We are in the process of moving out of the office and into a home office. We upgraded at home from DSL to cable and were looking at the various options for phone service, VOIP, SIP Trunks, POTS, etc. Everything seemed to have either a large ($1,000) up front cost or a monthly fee of around $25 per line. While compared to the $250/month business plan I’m ditching, all of the options were bargains, they still seemed on the expensive side considering I can make Skype to Skype video calls for free anywhere in the world.
A while back I signed up for a Google Voice account and eventually my name came up and I was granted access. Google Voice is a free service from Google that gives you a lot of nice features. It obviates the need for call forwarding. If people call your GV number you can specify which phones (cell, Skype, home, etc) will ring for which people. You can have call screening for everyone, or just for unknown people. Call screening is different than caller ID, with screening you are always given the option of answering a call or sending it direct to voice mail. If caller ID is blocked you can tell GV to prompt the caller to state their name. GV will then play back what that person said when announcing the call.
While GV does provide most of the functions of my $6,000 office PBX system it doesn’t give me a extra phone line in the house and it doesn’t forward to a Skype account that doesn’t have a phone number. You can buy a phone number from Skype for $60/year . Separately you can buy an unlimited calling subscription so that you can call any mobile or land line in the US or Canada for $2.95/month (15% less if you pay for a year in advance). If you get a subscription the phone number cost drops to $30. So for about $5 month, I now have two new phone numbers (only one of which I have to give out) and I can make all the local and long distance calls I need to from my computer. I can buy a wireless headset for Skype if I don’t want to be tethered to the computer and there are also some nice Skype phones that are actually small computers in a phone handset footprint in the $100-$200 range.

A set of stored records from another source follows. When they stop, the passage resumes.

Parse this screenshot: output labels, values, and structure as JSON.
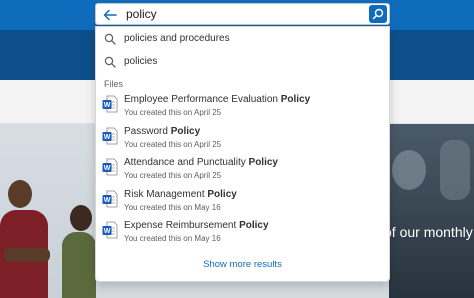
{
  "search": {
    "value": "policy",
    "placeholder": ""
  },
  "suggestions": [
    {
      "text": "policies and procedures"
    },
    {
      "text": "policies"
    }
  ],
  "files_section_label": "Files",
  "files": [
    {
      "name": "Employee Performance Evaluation ",
      "match": "Policy",
      "sub": "You created this on April 25"
    },
    {
      "name": "Password ",
      "match": "Policy",
      "sub": "You created this on April 25"
    },
    {
      "name": "Attendance and Punctuality ",
      "match": "Policy",
      "sub": "You created this on April 25"
    },
    {
      "name": "Risk Management ",
      "match": "Policy",
      "sub": "You created this on May 16"
    },
    {
      "name": "Expense Reimbursement ",
      "match": "Policy",
      "sub": "You created this on May 16"
    }
  ],
  "show_more": "Show more results",
  "hero": {
    "text": "of our monthly"
  },
  "colors": {
    "accent": "#0f6cbd",
    "band": "#0d4f8a",
    "word_blue": "#185abd"
  }
}
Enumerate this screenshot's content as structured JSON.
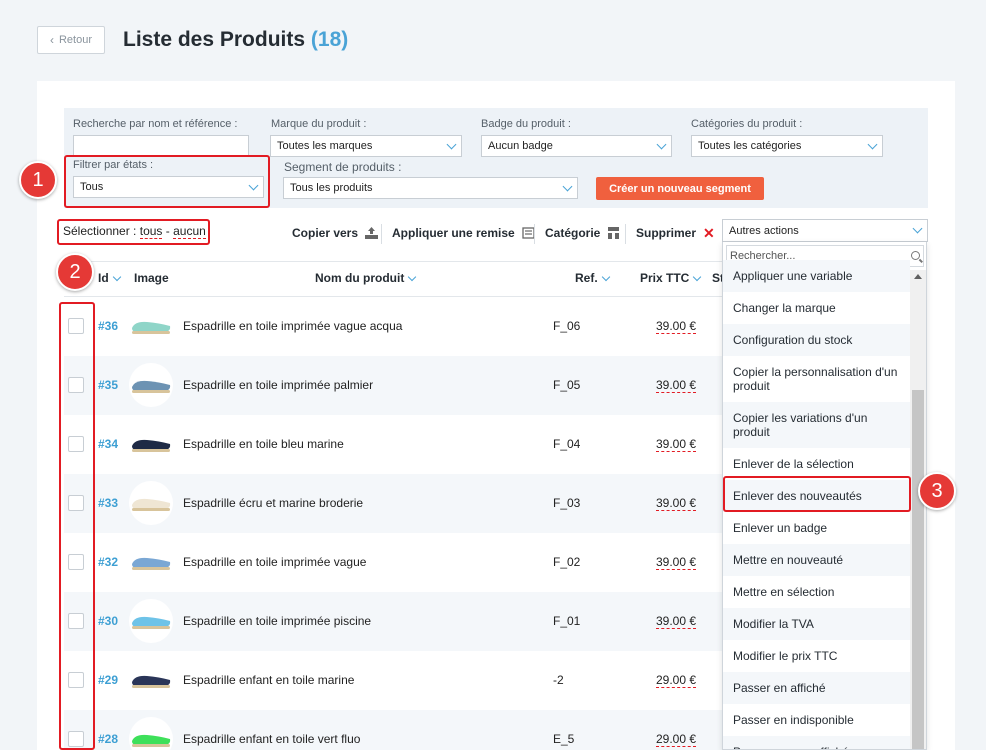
{
  "header": {
    "back_label": "Retour",
    "title": "Liste des Produits",
    "count": "(18)"
  },
  "filters": {
    "search": {
      "label": "Recherche par nom et référence :",
      "value": ""
    },
    "brand": {
      "label": "Marque du produit :",
      "value": "Toutes les marques"
    },
    "badge": {
      "label": "Badge du produit :",
      "value": "Aucun badge"
    },
    "category": {
      "label": "Catégories du produit :",
      "value": "Toutes les catégories"
    },
    "state": {
      "label": "Filtrer par états :",
      "value": "Tous"
    },
    "segment": {
      "label": "Segment de produits :",
      "value": "Tous les produits"
    },
    "create_segment": "Créer un nouveau segment"
  },
  "toolbar": {
    "select_label": "Sélectionner :",
    "select_all": "tous",
    "select_sep": "-",
    "select_none": "aucun",
    "copy": "Copier vers",
    "discount": "Appliquer une remise",
    "category": "Catégorie",
    "delete": "Supprimer",
    "actions": "Autres actions"
  },
  "table": {
    "headers": {
      "id": "Id",
      "image": "Image",
      "name": "Nom du produit",
      "ref": "Ref.",
      "price": "Prix TTC",
      "status": "St"
    },
    "rows": [
      {
        "id": "#36",
        "name": "Espadrille en toile imprimée vague acqua",
        "ref": "F_06",
        "price": "39.00 €"
      },
      {
        "id": "#35",
        "name": "Espadrille en toile imprimée palmier",
        "ref": "F_05",
        "price": "39.00 €"
      },
      {
        "id": "#34",
        "name": "Espadrille en toile bleu marine",
        "ref": "F_04",
        "price": "39.00 €"
      },
      {
        "id": "#33",
        "name": "Espadrille écru et marine broderie",
        "ref": "F_03",
        "price": "39.00 €"
      },
      {
        "id": "#32",
        "name": "Espadrille en toile imprimée vague",
        "ref": "F_02",
        "price": "39.00 €"
      },
      {
        "id": "#30",
        "name": "Espadrille en toile imprimée piscine",
        "ref": "F_01",
        "price": "39.00 €"
      },
      {
        "id": "#29",
        "name": "Espadrille enfant en toile marine",
        "ref": "-2",
        "price": "29.00 €"
      },
      {
        "id": "#28",
        "name": "Espadrille enfant en toile vert fluo",
        "ref": "E_5",
        "price": "29.00 €"
      }
    ]
  },
  "dropdown": {
    "search_placeholder": "Rechercher...",
    "items": [
      "Appliquer une variable",
      "Changer la marque",
      "Configuration du stock",
      "Copier la personnalisation d'un produit",
      "Copier les variations d'un produit",
      "Enlever de la sélection",
      "Enlever des nouveautés",
      "Enlever un badge",
      "Mettre en nouveauté",
      "Mettre en sélection",
      "Modifier la TVA",
      "Modifier le prix TTC",
      "Passer en affiché",
      "Passer en indisponible",
      "Passer en non affiché"
    ]
  },
  "annotations": [
    "1",
    "2",
    "3"
  ],
  "colors": {
    "accent": "#4aa3d6",
    "cta": "#f0603e",
    "annotation": "#e21b23"
  }
}
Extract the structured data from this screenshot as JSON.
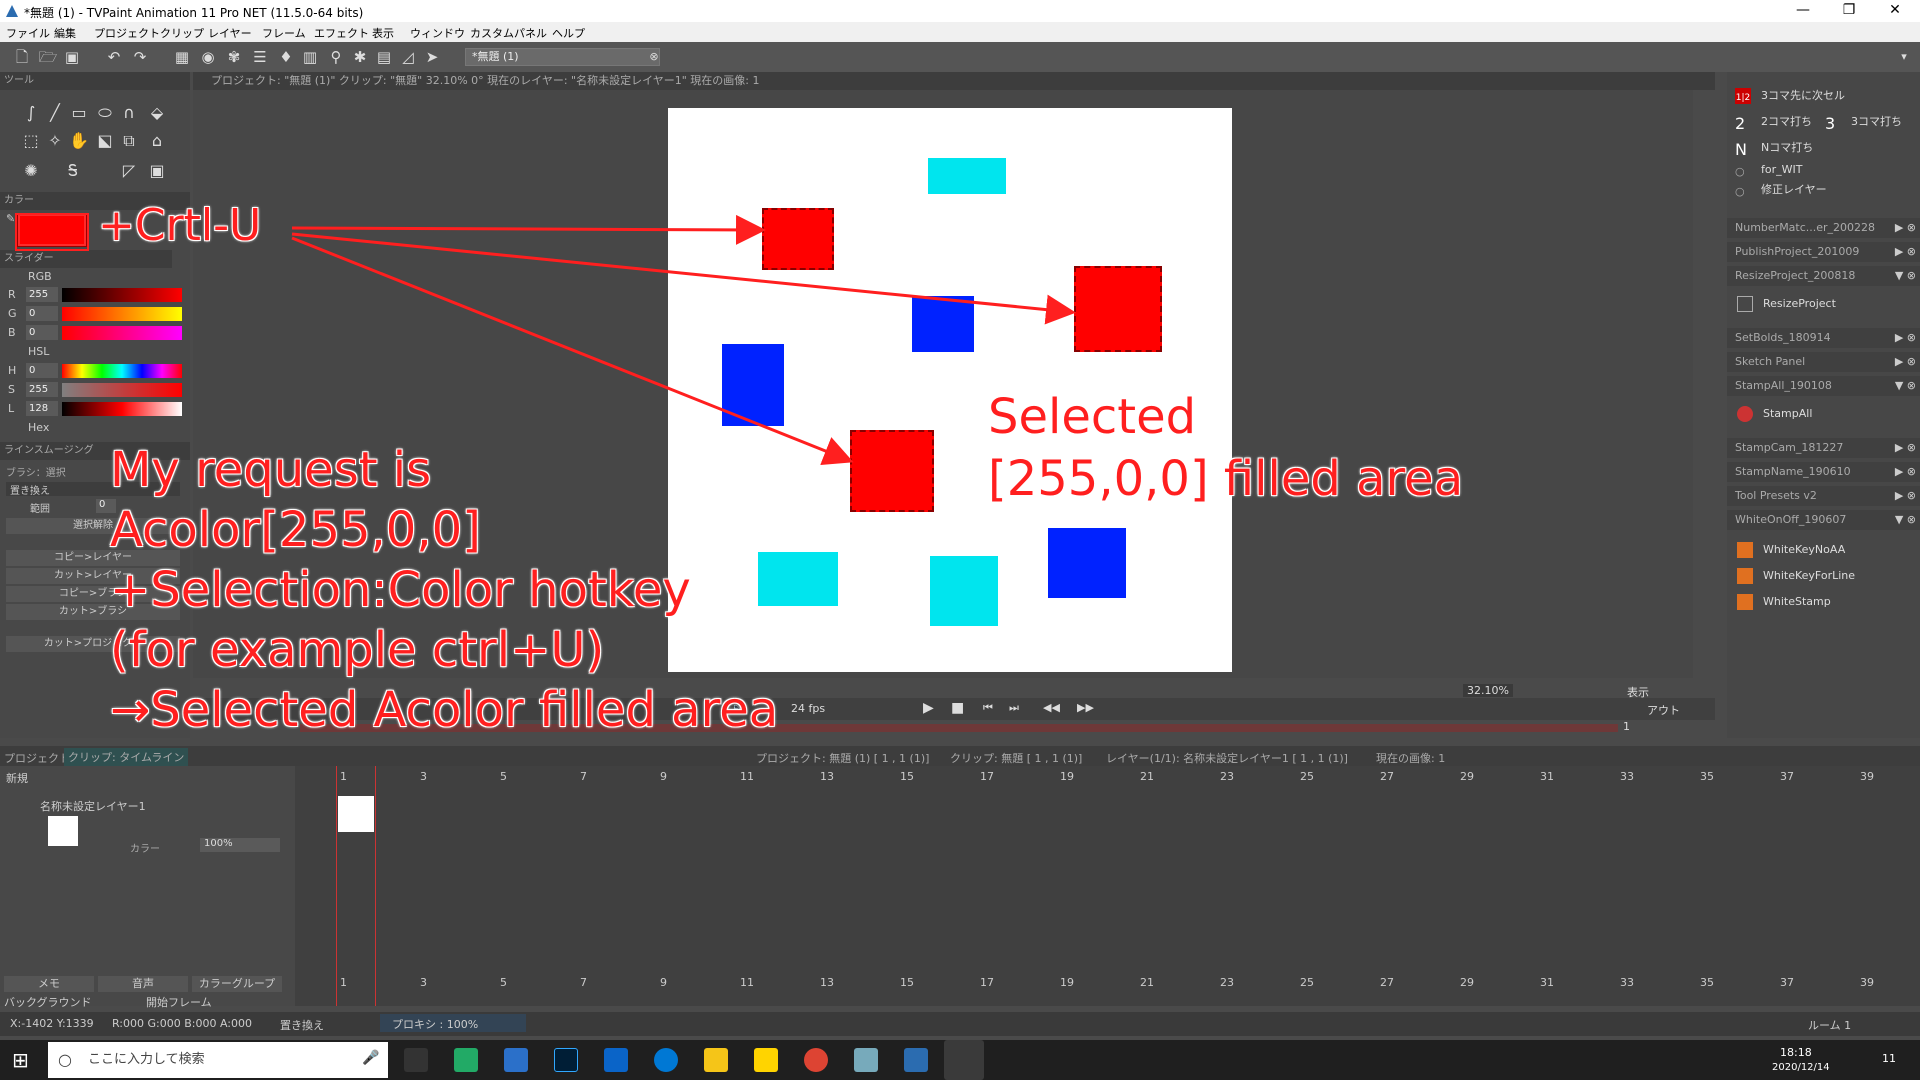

Google Voice and Skype overlap in some areas, voicemail in particular comes to mind. The notification for voice mail in Skype is less than friendly and not very well thought out. It’s just the opposite in GV. Skype charges for transcriptions of voice mail sent as text messages or emails, GV does it for free. Skype makes you work to figure out how to find and playback a voice mail, GV gives you a Voicemail tab in the left column that’s always visible (see the image below). The transcription service from GV is a little hit and miss. One transcription below from a female caller that speaks fast and was on a somewhat noisy line reads: it’s calling from I’d like to a couple of why didn’t you know that working out. … What was actually said was Hey it’s me I’m calling you from Skype to Google Voice to see how that works out". I could easily understand the recorded message. The second transcription was from a cleaner phone call, from a male who spoke slower. It only missed one word and that was an “uuh” that got interpreted as “your”. So sometimes, it can be pretty impressive, other times it’s like playing MadLibs.
Here’s what you have to do to find your voice mail in Skype. On your list of contacts switch over to the Conversations tab (I’ve never even noticed this tab previously. Look at the bottom of your contacts and click on the Show History button. Then you can optionally filter the results to just show voice mails as shown in the final image. This is not exactly an intuitive interface. Even with that, today I got notified that I had a new voice mail on Skype and searched everywhere for it and never did find it. Oh well, it couldn’t have been that important or they would have my Google Voice number.